Right. Actually, Mirror Worlds' CTO Eric Freeman is on FoRK, but we
haven't heard from him in a while (ping!). Presumably they keep him
pretty busy...

I do wonder what the current status of Lifestreams and/or Cyberglue is.

Also, it is too bad that they don't share research, but I guess they're
incorporated now and must pay homage to the almighty dollar.

> what excites me much more is the casbah project,
> <http://www.ntlug.org/casbah/>. the project leader was talking to me
> about this maybe a month ago, and he said that casbah (which they only
> describe as "an open source application framework/content management
> system") could be used to implement lifestreams-like functionality.

This is the first I've heard of it, but the concept of an openly
available groupware version of Lifestreams sounds great.

But 5 years? Hmmm. I guess I still want the *full* lifestream
capturing all audio and video too, that I could wear as a hat so it gets
everything in my life.

Of course, that starts to sound kind of Big Brothery. Want to know what
O.J. really did that night in June 1994? Check his lifestream. Want to
know how many times Clinton did it with Monica? Rewind and replay, baby!
Coming soon from Real Entertainment, Inc... Bill Clinton: Too Hot for TV...

> i still want to go further, save every keystroke in realtime...

This sounds like one of the projects in Xanadu...

http://www.xanadu.com.au/

...or at least the demo we saw at WWW7. A single unified world of data
to which everyone will have point-and-click access from whatever
computer, videogame or multimedia player they want to use. Real-time
saves of every version of everything ever written...

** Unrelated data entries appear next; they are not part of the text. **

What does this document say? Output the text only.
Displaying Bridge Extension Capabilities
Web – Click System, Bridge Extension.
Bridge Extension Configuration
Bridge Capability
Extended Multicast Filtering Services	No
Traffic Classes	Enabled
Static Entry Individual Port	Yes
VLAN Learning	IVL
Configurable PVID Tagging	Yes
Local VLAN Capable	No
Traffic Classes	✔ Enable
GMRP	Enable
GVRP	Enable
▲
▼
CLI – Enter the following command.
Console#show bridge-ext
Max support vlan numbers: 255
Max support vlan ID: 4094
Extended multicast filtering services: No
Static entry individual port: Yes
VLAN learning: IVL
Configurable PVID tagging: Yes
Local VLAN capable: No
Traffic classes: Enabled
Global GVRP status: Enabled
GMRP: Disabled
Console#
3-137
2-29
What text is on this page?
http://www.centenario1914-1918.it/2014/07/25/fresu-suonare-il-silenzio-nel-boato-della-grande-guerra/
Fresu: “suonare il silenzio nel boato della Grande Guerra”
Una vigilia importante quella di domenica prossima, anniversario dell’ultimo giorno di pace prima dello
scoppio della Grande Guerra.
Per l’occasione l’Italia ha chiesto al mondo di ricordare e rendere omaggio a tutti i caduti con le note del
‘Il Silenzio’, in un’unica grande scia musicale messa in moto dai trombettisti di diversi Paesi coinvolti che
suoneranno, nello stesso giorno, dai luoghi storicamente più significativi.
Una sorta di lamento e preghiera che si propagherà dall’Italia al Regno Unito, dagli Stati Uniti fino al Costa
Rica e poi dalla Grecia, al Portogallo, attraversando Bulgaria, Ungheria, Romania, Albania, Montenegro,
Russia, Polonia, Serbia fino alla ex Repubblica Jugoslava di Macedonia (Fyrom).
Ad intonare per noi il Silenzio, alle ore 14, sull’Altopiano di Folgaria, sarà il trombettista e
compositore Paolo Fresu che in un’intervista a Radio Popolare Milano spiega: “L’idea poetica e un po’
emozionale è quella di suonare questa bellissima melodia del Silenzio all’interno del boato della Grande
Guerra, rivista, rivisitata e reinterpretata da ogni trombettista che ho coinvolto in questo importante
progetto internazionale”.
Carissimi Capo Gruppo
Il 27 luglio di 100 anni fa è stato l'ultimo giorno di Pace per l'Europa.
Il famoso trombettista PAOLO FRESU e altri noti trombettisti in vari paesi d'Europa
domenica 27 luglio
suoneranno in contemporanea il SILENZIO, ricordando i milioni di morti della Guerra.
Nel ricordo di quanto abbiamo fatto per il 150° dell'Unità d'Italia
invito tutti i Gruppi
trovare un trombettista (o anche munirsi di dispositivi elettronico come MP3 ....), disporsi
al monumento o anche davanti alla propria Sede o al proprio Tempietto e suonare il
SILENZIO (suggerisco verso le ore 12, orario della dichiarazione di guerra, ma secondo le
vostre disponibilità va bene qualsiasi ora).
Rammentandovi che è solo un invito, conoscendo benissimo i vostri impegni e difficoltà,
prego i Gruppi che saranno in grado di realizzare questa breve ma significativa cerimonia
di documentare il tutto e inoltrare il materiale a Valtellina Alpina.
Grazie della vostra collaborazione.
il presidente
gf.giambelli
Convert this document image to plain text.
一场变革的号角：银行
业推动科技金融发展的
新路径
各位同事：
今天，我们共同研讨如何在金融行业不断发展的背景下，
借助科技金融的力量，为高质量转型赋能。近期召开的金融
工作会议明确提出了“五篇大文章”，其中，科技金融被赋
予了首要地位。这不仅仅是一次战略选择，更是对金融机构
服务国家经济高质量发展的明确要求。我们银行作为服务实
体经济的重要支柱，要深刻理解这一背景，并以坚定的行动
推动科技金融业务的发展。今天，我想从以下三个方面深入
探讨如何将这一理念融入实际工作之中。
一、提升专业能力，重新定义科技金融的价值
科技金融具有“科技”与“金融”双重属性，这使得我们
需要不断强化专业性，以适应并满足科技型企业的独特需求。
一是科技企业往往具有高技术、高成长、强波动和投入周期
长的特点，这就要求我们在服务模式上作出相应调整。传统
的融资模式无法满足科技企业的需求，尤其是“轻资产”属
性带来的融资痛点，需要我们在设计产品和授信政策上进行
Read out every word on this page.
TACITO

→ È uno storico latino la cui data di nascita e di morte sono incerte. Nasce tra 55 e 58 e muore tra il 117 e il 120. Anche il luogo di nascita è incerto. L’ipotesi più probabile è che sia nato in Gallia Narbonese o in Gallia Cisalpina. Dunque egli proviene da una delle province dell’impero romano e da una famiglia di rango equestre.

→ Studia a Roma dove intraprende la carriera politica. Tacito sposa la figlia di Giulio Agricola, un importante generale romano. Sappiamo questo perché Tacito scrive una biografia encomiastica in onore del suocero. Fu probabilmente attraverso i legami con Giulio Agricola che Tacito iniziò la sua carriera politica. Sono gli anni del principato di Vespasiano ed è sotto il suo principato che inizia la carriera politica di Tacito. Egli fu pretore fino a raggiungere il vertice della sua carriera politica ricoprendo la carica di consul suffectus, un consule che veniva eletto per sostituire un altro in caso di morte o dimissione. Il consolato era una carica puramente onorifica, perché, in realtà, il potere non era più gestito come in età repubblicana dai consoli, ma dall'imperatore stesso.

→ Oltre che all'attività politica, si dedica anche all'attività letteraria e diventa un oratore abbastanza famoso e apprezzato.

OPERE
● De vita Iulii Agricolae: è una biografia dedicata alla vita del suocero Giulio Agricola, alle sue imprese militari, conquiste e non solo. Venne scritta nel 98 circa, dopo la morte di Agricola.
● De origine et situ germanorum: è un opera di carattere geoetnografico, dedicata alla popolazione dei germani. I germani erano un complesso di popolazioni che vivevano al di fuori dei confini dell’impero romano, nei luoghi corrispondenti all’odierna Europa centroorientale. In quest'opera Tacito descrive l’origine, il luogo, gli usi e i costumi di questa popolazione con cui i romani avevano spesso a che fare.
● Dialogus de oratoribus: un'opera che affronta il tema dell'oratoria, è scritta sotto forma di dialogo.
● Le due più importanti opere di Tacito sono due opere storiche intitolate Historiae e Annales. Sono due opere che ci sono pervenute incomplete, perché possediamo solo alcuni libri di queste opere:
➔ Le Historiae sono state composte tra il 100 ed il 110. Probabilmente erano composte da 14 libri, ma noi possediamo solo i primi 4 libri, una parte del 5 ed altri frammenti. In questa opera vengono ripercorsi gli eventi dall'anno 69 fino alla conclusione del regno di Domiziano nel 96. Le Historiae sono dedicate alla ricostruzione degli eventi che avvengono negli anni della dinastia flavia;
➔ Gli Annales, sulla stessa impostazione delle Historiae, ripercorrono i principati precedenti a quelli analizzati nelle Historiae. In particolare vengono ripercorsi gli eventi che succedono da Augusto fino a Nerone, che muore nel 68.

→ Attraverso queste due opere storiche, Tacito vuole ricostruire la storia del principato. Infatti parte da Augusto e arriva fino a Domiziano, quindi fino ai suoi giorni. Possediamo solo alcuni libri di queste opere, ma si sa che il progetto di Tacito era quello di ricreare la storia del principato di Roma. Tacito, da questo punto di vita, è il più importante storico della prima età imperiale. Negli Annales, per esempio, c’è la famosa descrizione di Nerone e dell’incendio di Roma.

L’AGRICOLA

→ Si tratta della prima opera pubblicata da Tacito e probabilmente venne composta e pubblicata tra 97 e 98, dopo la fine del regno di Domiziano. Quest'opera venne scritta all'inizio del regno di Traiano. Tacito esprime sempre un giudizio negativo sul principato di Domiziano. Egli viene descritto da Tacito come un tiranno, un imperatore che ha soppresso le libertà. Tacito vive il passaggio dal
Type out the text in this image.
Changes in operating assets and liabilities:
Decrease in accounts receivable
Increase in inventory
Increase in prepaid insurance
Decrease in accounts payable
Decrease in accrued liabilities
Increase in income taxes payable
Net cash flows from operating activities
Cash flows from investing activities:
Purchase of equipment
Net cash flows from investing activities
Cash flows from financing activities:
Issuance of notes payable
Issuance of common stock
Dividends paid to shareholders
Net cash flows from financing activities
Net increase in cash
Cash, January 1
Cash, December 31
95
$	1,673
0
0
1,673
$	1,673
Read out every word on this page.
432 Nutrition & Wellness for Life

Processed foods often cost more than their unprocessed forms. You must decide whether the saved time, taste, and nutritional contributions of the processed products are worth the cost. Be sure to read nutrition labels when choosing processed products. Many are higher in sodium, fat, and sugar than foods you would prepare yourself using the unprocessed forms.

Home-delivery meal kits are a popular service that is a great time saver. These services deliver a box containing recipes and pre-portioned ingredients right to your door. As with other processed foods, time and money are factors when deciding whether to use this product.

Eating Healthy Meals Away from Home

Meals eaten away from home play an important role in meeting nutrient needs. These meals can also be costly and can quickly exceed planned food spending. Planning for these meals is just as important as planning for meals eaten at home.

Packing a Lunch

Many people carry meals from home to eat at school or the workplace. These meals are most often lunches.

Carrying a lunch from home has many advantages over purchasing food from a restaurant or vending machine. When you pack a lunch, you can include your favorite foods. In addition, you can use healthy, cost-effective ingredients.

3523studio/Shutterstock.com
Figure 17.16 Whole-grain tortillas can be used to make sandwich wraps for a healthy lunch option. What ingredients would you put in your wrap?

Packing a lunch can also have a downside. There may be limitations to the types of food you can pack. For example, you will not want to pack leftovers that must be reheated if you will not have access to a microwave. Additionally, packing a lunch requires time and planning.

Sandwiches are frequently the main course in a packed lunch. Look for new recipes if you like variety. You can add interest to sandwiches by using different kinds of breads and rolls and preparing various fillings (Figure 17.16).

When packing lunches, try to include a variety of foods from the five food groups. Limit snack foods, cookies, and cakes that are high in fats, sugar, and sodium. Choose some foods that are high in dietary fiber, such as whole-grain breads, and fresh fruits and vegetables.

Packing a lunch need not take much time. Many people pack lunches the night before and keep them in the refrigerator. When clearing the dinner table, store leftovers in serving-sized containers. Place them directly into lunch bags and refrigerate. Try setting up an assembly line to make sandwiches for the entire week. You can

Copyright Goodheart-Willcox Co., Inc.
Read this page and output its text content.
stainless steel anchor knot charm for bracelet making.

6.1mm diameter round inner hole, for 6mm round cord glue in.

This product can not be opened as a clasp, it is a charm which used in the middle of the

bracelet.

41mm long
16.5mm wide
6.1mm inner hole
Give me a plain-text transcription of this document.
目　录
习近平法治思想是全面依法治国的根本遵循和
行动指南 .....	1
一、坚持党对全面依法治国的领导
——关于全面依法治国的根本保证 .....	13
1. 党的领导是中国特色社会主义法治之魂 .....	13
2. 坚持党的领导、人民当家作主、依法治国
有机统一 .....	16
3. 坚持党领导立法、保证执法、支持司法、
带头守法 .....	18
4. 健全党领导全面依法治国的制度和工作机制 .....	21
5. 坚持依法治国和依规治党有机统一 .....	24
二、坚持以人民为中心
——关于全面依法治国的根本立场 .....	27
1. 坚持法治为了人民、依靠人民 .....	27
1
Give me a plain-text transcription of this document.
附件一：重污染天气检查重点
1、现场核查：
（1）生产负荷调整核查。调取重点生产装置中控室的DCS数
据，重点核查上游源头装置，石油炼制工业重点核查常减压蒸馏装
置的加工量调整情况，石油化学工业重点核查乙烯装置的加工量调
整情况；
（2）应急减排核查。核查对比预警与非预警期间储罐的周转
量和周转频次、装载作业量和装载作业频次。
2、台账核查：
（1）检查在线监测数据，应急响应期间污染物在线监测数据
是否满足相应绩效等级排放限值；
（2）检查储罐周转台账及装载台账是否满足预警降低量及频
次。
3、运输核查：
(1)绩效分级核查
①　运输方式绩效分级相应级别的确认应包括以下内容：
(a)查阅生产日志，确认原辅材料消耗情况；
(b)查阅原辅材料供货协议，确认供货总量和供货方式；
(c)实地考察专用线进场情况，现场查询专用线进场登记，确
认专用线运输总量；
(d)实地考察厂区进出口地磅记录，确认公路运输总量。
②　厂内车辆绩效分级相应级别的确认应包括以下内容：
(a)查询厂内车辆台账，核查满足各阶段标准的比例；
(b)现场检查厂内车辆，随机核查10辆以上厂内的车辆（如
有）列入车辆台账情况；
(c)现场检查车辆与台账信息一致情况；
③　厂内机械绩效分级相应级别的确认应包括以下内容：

http://www.xanadu.com.au/xanadu/faq.html

> Xanadu is an overall paradigm - an ideal and general model for all
> computer use, based on sideways connections among documents and files.
> This paradigm is especially concerned with electronic publishing, but
> also extends to all forms of storing, presenting and working with
> information. It is a unifying system of order for all information,
> non-hierarchical and side-linking, including electronic publishing,
> personal work, organisation of files, corporate work and groupware.
> All data (for instance, paragraphs of a text document) may be connected
> sideways and out of sequence to other data (for instance, paragraphs of
> another text document). This requires new forms of storage, and invites
> new forms of presentation to show these connections.
>
> On a small scale, the paradigm means a model of word processing where
> comments, outlines and other notes may be stored conceptually adjacent
> to a document, linked to it sideways. On a large scale, the paradigm
> means a model of publishing where anyone may quote from and publish
> links to any already-published document, and any reader may follow these
> links to and from the document.
>
> Xanadu is an ideal of open electronic publishing based on the paradigm
> mentioned above. It is intended to be especially free and fair, where
> all authors and readers are considered equal. It is a complete business
> system for electronic publishing based on this ideal with a win-win set
> of arrangements, contracts and software for the sale of copyrighted
> material in large and small amounts. It is a planned world-wide
> publishing network based on this business system. It is optimised for a
> point-and-click universe, where users jump from document to document,
> following links and buying small pieces as they go.

So, I guess realtime keystroke saves -- no need to hit the "save"
button, no data lost ever again! -- is just a matter of time.

I wonder if WebDAV's versioning plan is going to this fine a grain?
Jim or Yaron, any comments?

----
adam@cs.caltech.edu

One begins to suspect that people are a bad influence on TV rather than
the other way around. Television's role is merely to assemble the
private bad taste of millions of individuals so it achieves critical
mass in the public square. The people who might once have gone to local
bearbaitings now cohere into a national audience, so the alarms go off.